Manuel ficara cismado com aquela visita das duas à sua casa. Teresa fez segredo dos motivos que a levavam a querer apresentar Fernanda aos seus pais e ele acabou por desistir de tentar compreender. Como tinham pouco tempo para estarem juntos, porque Fernanda estava em casa da filha a dormir, decidira que o ocuparia com temas e atividades mais agradáveis, como passear de pick-up pelos montes escuros com Teresa, com a desculpa de que lá é que se viam mesmo bem as constelações! 
Deixara-a relutantemente em casa, já bastante tarde, custava-lhe separar-se dela e da sua cama fofa e ir dormir no sofá rijo e pequeno da sala de Francisco, sozinho. 
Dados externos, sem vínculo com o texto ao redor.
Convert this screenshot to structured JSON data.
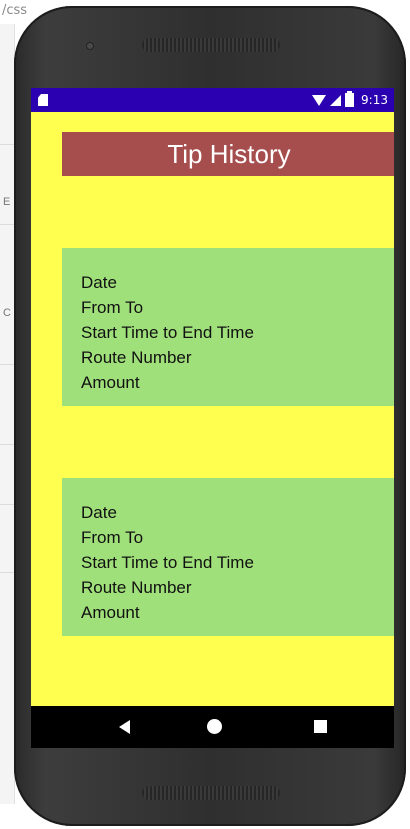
{
  "browser": {
    "url_fragment": "/css",
    "side_letters": [
      "E",
      "C"
    ]
  },
  "status_bar": {
    "time": "9:13",
    "bar_color": "#2a00b0"
  },
  "app": {
    "title": "Tip History",
    "background": "#ffff4f",
    "title_color": "#a64d4d",
    "card_color": "#a0e07a"
  },
  "cards": [
    {
      "lines": [
        "Date",
        "From To",
        "Start Time to End Time",
        "Route Number",
        "Amount"
      ]
    },
    {
      "lines": [
        "Date",
        "From To",
        "Start Time to End Time",
        "Route Number",
        "Amount"
      ]
    }
  ],
  "nav": {
    "back_icon": "triangle-left",
    "home_icon": "circle",
    "recents_icon": "square"
  }
}
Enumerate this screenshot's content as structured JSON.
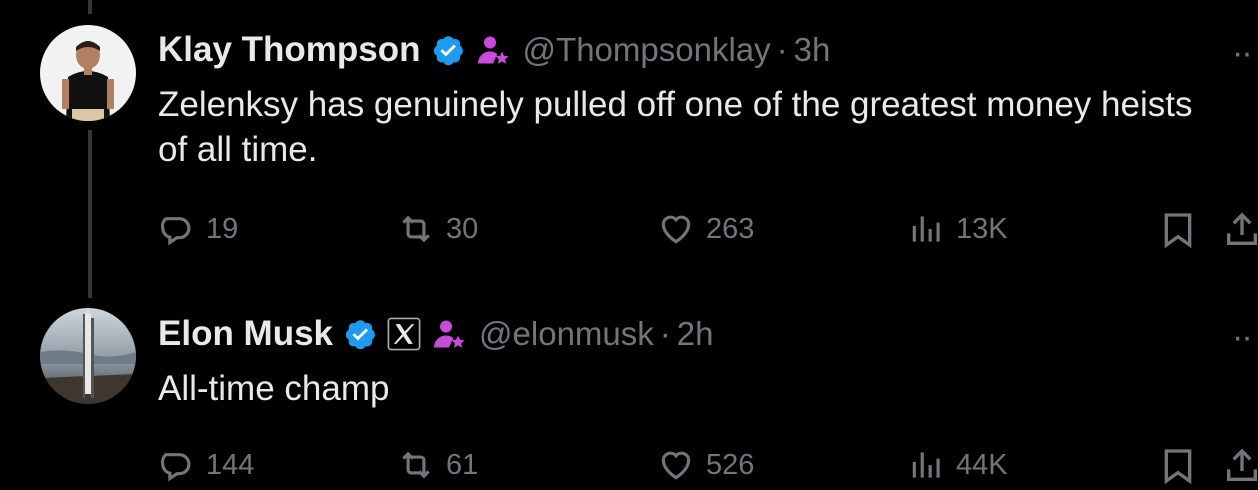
{
  "tweets": [
    {
      "name": "Klay Thompson",
      "handle": "@Thompsonklay",
      "separator": "·",
      "time": "3h",
      "text": "Zelenksy has genuinely pulled off one of the greatest money heists of all time.",
      "more": "··",
      "replies": "19",
      "reposts": "30",
      "likes": "263",
      "views": "13K"
    },
    {
      "name": "Elon Musk",
      "handle": "@elonmusk",
      "separator": "·",
      "time": "2h",
      "text": "All-time champ",
      "more": "··",
      "replies": "144",
      "reposts": "61",
      "likes": "526",
      "views": "44K"
    }
  ],
  "colors": {
    "background": "#000000",
    "verified": "#1d9bf0",
    "subscriber_badge": "#c94bdc",
    "muted": "#71767b",
    "text": "#e7e9ea"
  }
}
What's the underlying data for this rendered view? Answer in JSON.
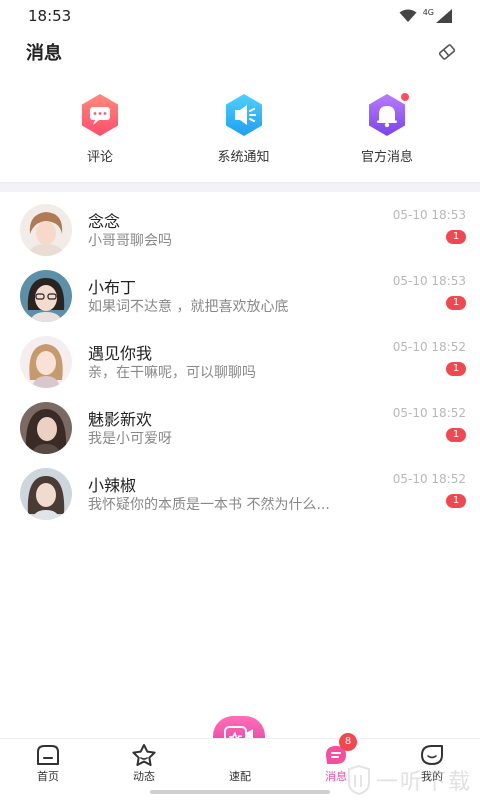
{
  "status_bar": {
    "time": "18:53",
    "network": "4G"
  },
  "header": {
    "title": "消息"
  },
  "shortcuts": [
    {
      "label": "评论",
      "icon": "comment-icon",
      "color": "#ff5a6e"
    },
    {
      "label": "系统通知",
      "icon": "speaker-icon",
      "color": "#2bb3f0"
    },
    {
      "label": "官方消息",
      "icon": "bell-icon",
      "color": "#9a5cf0",
      "has_dot": true
    }
  ],
  "messages": [
    {
      "name": "念念",
      "preview": "小哥哥聊会吗",
      "time": "05-10 18:53",
      "unread": "1"
    },
    {
      "name": "小布丁",
      "preview": "如果词不达意 ，就把喜欢放心底",
      "time": "05-10 18:53",
      "unread": "1"
    },
    {
      "name": "遇见你我",
      "preview": "亲，在干嘛呢，可以聊聊吗",
      "time": "05-10 18:52",
      "unread": "1"
    },
    {
      "name": "魅影新欢",
      "preview": "我是小可爱呀",
      "time": "05-10 18:52",
      "unread": "1"
    },
    {
      "name": "小辣椒",
      "preview": "我怀疑你的本质是一本书 不然为什么...",
      "time": "05-10 18:52",
      "unread": "1"
    }
  ],
  "bottom_nav": {
    "items": [
      {
        "label": "首页",
        "icon": "home-icon"
      },
      {
        "label": "动态",
        "icon": "star-icon"
      },
      {
        "label": "速配",
        "icon": "match-icon"
      },
      {
        "label": "消息",
        "icon": "message-icon",
        "badge": "8",
        "active": true
      },
      {
        "label": "我的",
        "icon": "profile-icon"
      }
    ]
  },
  "watermark": {
    "text": "一听下载"
  },
  "colors": {
    "accent_pink": "#f54d9f",
    "badge_red": "#f0484e"
  }
}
Sofia comia a terceira fatia de bolo regada com café forte, saboreando com prazer o pequeno almoço farto que Maria dos Prazeres todos os dias lhe proporcionava. Já se sentia maior, com as calças a exigirem um número acima, mas ainda não eram efeitos diretos da sua gravidez, mas sim da realidade de que comia exageradamente, há muito tempo seguido. Na herdade todos notavam a sua figura roliça e comentavam como estava a ficar bonita a mãe do primeiro neto dos patrões, afinal uma grávida saudável tinha de estar gordinha. Sofia sorria em resposta aos comentários simpáticos e permitia-se comer sem restrições, afinal os quilinhos extra ajudavam-na a manter a sua mentira. Terminava o café quando ouviu uma carrinha chegar e as vozes de António e Manuel bem dispostas. Levantou-se rapidamente e tratou de ir espiar convenientemente a visita matinal inesperada.
- Então filho? Passa-se alguma coisa? – Uma visita assim tão cedo, ainda por cima com convidados, sem anúncio prévio era um pouco suspeito, matutava, mantendo um ar simpático e educado, cheio de curiosidade por saber quem seria aquela mulher bem parecida que os acompanhava.
- Pai, esta é a mãe da Teresa, a Fernanda. O meu pai, António Silva. – apresentou-os.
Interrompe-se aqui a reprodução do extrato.